A base de derribar fronteras, aranceles y cuotas, Estados Unidos apuntaló desde el final de la II Guerra Mundial su posición como primera primera potencial global y convirtió a sus empresas en gigantes internacionales con presupuestos similares a los de países enteros. La caída del muro de Berlín y el desmantelamiento de la Unión Soviética aceleraron ese proceso y extendieron la deslocalización industrial y la globalización del comercio al resto de polos industriales históricos —Europa, Japón o Australia—

En el cambio de milenio, sin embargo, apareció China. El gigante asiático pasó de ser uno de los grandes destinos de la mudanza de empresas occidentales a convertirse en la fábrica del mundo en apenas un puñado de años: Pekín ingresó en la Organización Mundial del Comercio (OMC) en 2001 y en 2011 ya se había convertido en la segunda economía global. Gracias a una mano de obra inmensa, barata y , China inundó los mercados internacionales de productos de escaso valor añadido y generó dinámicas de dependencia del resto del mundo hacia sus cadenas de producción. La escasez de mascarillas a comienzos de la pandemia es un buen ejemplo.

Comercio China Europa Estados Unidos

Lo más reseñable de ese proceso es que China consiguió convertirse en el proveedor de bienes del mundo a la par que redujo el peso del comercio internacional en su economía. Tras su entrada en la OMC, Pekín experimentó un vertiginoso aumento de sus compras y ventas internacionales —pasó del 39% del PIB al 64% en cinco años—, pero ese crecimiento del comercio internacional tocó techo en 2006 y en 2021 su índice de globalización particular se situó en el 37,5%. Durante esos quince años su economía se multiplicó por seis, un crecimiento muy vinculado al fortalecimiento de la demanda interna.

Estados Unidos, por el contrario, siguió aumentando su dependencia del exterior hasta 2011, cuando sus importaciones y exportaciones llegaron a equivaler el 31% de su PIB. Es un peso menor que el de China, pero en su caso los flujos de entrada de mercancías superan a los de salida —es el mayor importador de bienes del mundo, entre ellos coches, ordenadores o medicamentos, pero el segundo exportador—. El caso de la Unión Europea es distinto: lejos de frenar la importancia del comercio en su esquema económico, el grupo comunitario ha seguido aumentando su dependencia del exterior hasta prácticamente igualar el valor de su producción de bienes y servicios anual —93% en 2021—. A su favor juega el equilibrio entre compras y ventas que le caracteriza, aunque en los últimos años la importación de energía está rompiendo esa balanza.
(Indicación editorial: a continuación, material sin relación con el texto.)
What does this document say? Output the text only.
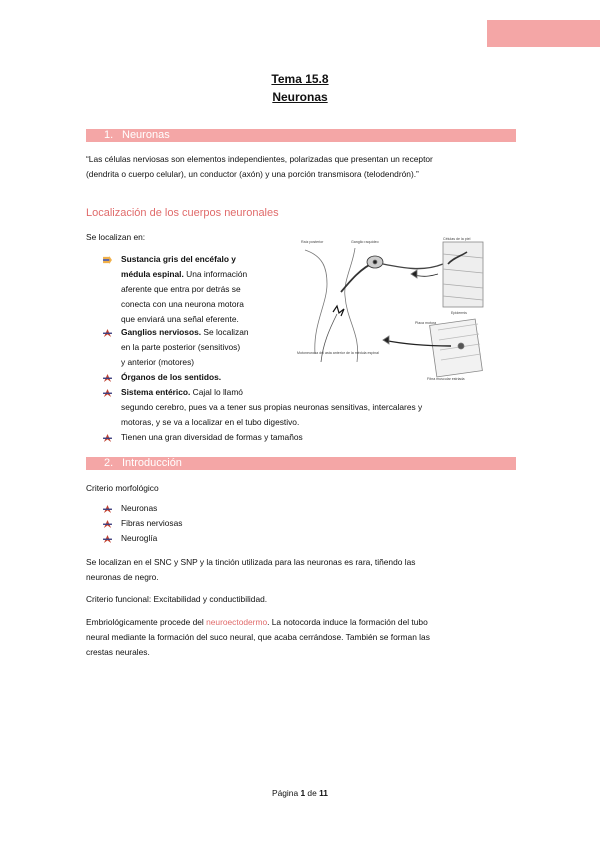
Tema 15.8
Neuronas
1. Neuronas
“Las células nerviosas son elementos independientes, polarizadas que presentan un receptor
(dendrita o cuerpo celular), un conductor (axón) y una porción transmisora (telodendrón).”
Localización de los cuerpos neuronales
Se localizan en:
Sustancia gris del encéfalo y
médula espinal. Una información
aferente que entra por detrás se
conecta con una neurona motora
que enviará una señal eferente.
Ganglios nerviosos. Se localizan
en la parte posterior (sensitivos)
y anterior (motores)
Órganos de los sentidos.
Sistema entérico. Cajal lo llamó
segundo cerebro, pues va a tener sus propias neuronas sensitivas, intercalares y
motoras, y se va a localizar en el tubo digestivo.
Tienen una gran diversidad de formas y tamaños
Raíz posterior	Ganglio raquídeo
Células de la piel
Epidermis
Motoneurona del asta anterior de la médula espinal
Placa motora
Fibra muscular estriada
2. Introducción
Criterio morfológico
Neuronas
Fibras nerviosas
Neuroglía
Se localizan en el SNC y SNP y la tinción utilizada para las neuronas es rara, tiñendo las
neuronas de negro.
Criterio funcional: Excitabilidad y conductibilidad.
Embriológicamente procede del neuroectodermo. La notocorda induce la formación del tubo
neural mediante la formación del suco neural, que acaba cerrándose. También se forman las
crestas neurales.
Página 1 de 11
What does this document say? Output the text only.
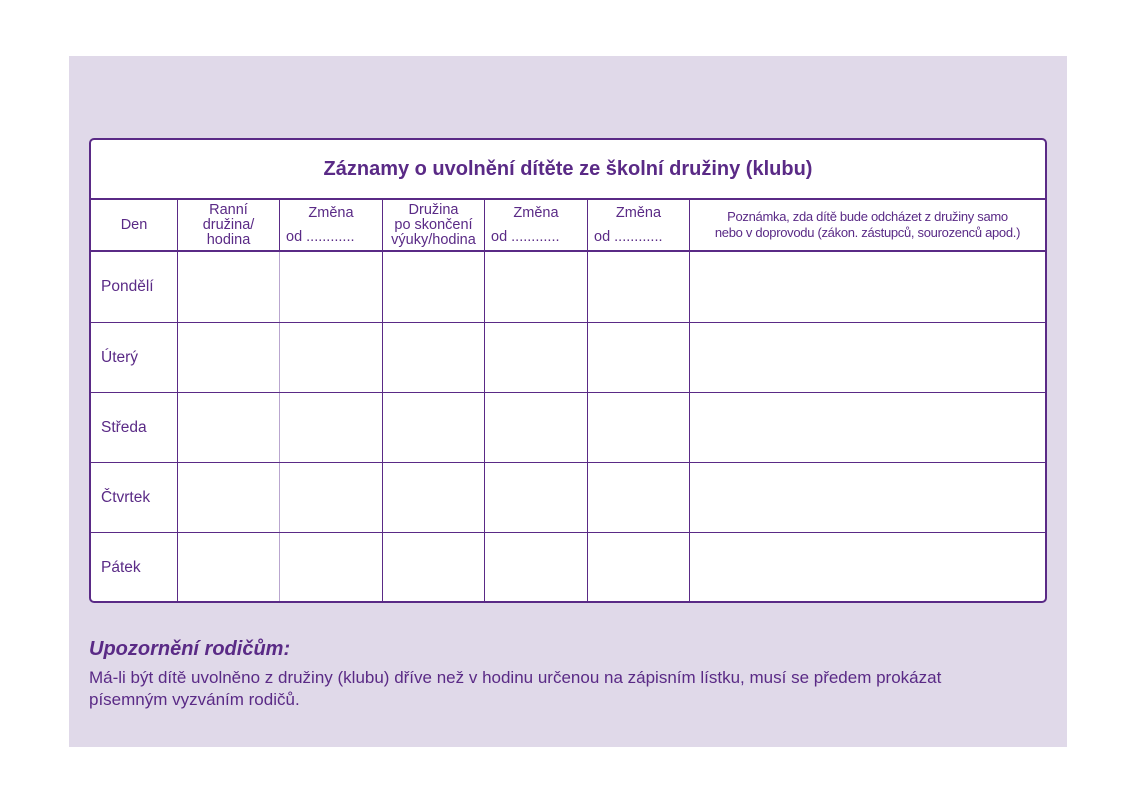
Záznamy o uvolnění dítěte ze školní družiny (klubu)
Den
Ranní
družina/
hodina
Změna
od ............
Družina
po skončení
výuky/hodina
Změna
od ............
Změna
od ............
Poznámka, zda dítě bude odcházet z družiny samo
nebo v doprovodu (zákon. zástupců, sourozenců apod.)
Pondělí
Úterý
Středa
Čtvrtek
Pátek
Upozornění rodičům:
Má-li být dítě uvolněno z družiny (klubu) dříve než v hodinu určenou na zápisním lístku, musí se předem prokázat
písemným vyzváním rodičů.
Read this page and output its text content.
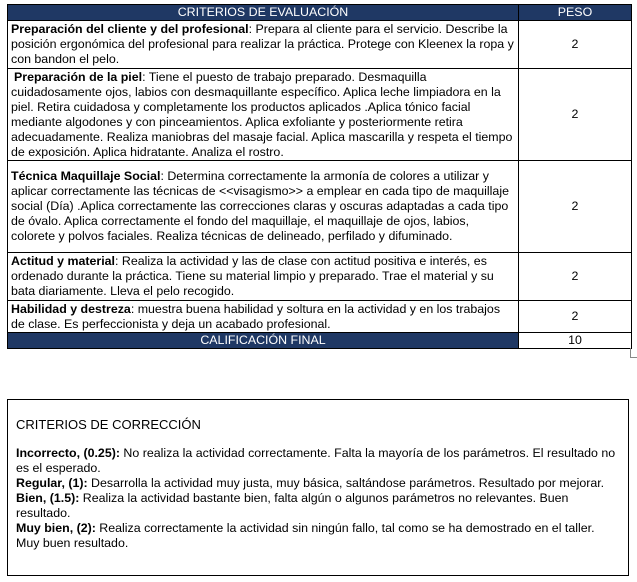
CRITERIOS DE EVALUACIÓN	PESO
Preparación del cliente y del profesional: Prepara al cliente para el servicio. Describe la posición ergonómica del profesional para realizar la práctica. Protege con Kleenex la ropa y con bandon el pelo.	2
Preparación de la piel: Tiene el puesto de trabajo preparado. Desmaquilla cuidadosamente ojos, labios con desmaquillante específico. Aplica leche limpiadora en la piel. Retira cuidadosa y completamente los productos aplicados .Aplica tónico facial mediante algodones y con pinceamientos. Aplica exfoliante y posteriormente retira adecuadamente. Realiza maniobras del masaje facial. Aplica mascarilla y respeta el tiempo de exposición. Aplica hidratante. Analiza el rostro.	2
Técnica Maquillaje Social: Determina correctamente la armonía de colores a utilizar y aplicar correctamente las técnicas de <<visagismo>> a emplear en cada tipo de maquillaje social (Día) .Aplica correctamente las correcciones claras y oscuras adaptadas a cada tipo de óvalo. Aplica correctamente el fondo del maquillaje, el maquillaje de ojos, labios, colorete y polvos faciales. Realiza técnicas de delineado, perfilado y difuminado.	2
Actitud y material: Realiza la actividad y las de clase con actitud positiva e interés, es ordenado durante la práctica. Tiene su material limpio y preparado. Trae el material y su bata diariamente. Lleva el pelo recogido.	2
Habilidad y destreza: muestra buena habilidad y soltura en la actividad y en los trabajos de clase. Es perfeccionista y deja un acabado profesional.	2
CALIFICACIÓN FINAL	10
CRITERIOS DE CORRECCIÓN

Incorrecto, (0.25): No realiza la actividad correctamente. Falta la mayoría de los parámetros. El resultado no es el esperado.

Regular, (1): Desarrolla la actividad muy justa, muy básica, saltándose parámetros. Resultado por mejorar.

Bien, (1.5): Realiza la actividad bastante bien, falta algún o algunos parámetros no relevantes. Buen resultado.

Muy bien, (2): Realiza correctamente la actividad sin ningún fallo, tal como se ha demostrado en el taller. Muy buen resultado.
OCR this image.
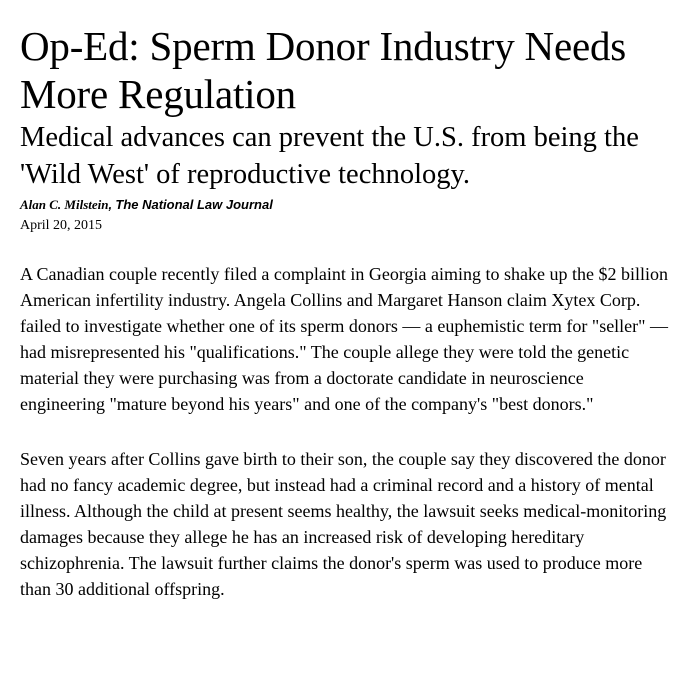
Op-Ed: Sperm Donor Industry Needs More Regulation
Medical advances can prevent the U.S. from being the 'Wild West' of reproductive technology.
Alan C. Milstein, The National Law Journal
April 20, 2015

A Canadian couple recently filed a complaint in Georgia aiming to shake up the $2 billion American infertility industry. Angela Collins and Margaret Hanson claim Xytex Corp. failed to investigate whether one of its sperm donors — a euphemistic term for "seller" — had misrepresented his "qualifications." The couple allege they were told the genetic material they were purchasing was from a doctorate candidate in neuroscience engineering "mature beyond his years" and one of the company's "best donors."

Seven years after Collins gave birth to their son, the couple say they discovered the donor had no fancy academic degree, but instead had a criminal record and a history of mental illness. Although the child at present seems healthy, the lawsuit seeks medical-monitoring damages because they allege he has an increased risk of developing hereditary schizophrenia. The lawsuit further claims the donor's sperm was used to produce more than 30 additional offspring.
La guerra comercial que abrió Estados Unidos en 2018 con China fue un punto de inflexión. Estados Unidos se dio cuenta de que externalizar la producción de ciertas materias clave debilitaba su dominio geopolítico y hacía vulnerable su industria. El «America first» de la Administración Trump pretendía favorecer la producción nacional a base de aranceles a los bienes chinos y restricciones a la exportación de ciertos tipos de software. Joe Biden ha ido un paso más allá: además de vetar el acceso de China a su industria de microchips, va a subsidiar a aquellas empresas que acometan inversiones verdes en su territorio.

El objetivo no es otro que hacer regresar a aquellas compañías estadounidenses que un día hicieron las maletas en búsqueda de mano de obra barata. Un modelo proteccionista que China lleva años implementado a través de un férreo control empresarial. Ahora la obligada a mover ficha es la Unión Europea: mientras las dos primeras potencias mundiales vuelven la cara a la globalización, el equilibrio del comercio internacional del Viejo Continente —y la competitividad de su industria— puede convertirse en un problema de difícil solución en apenas unos años.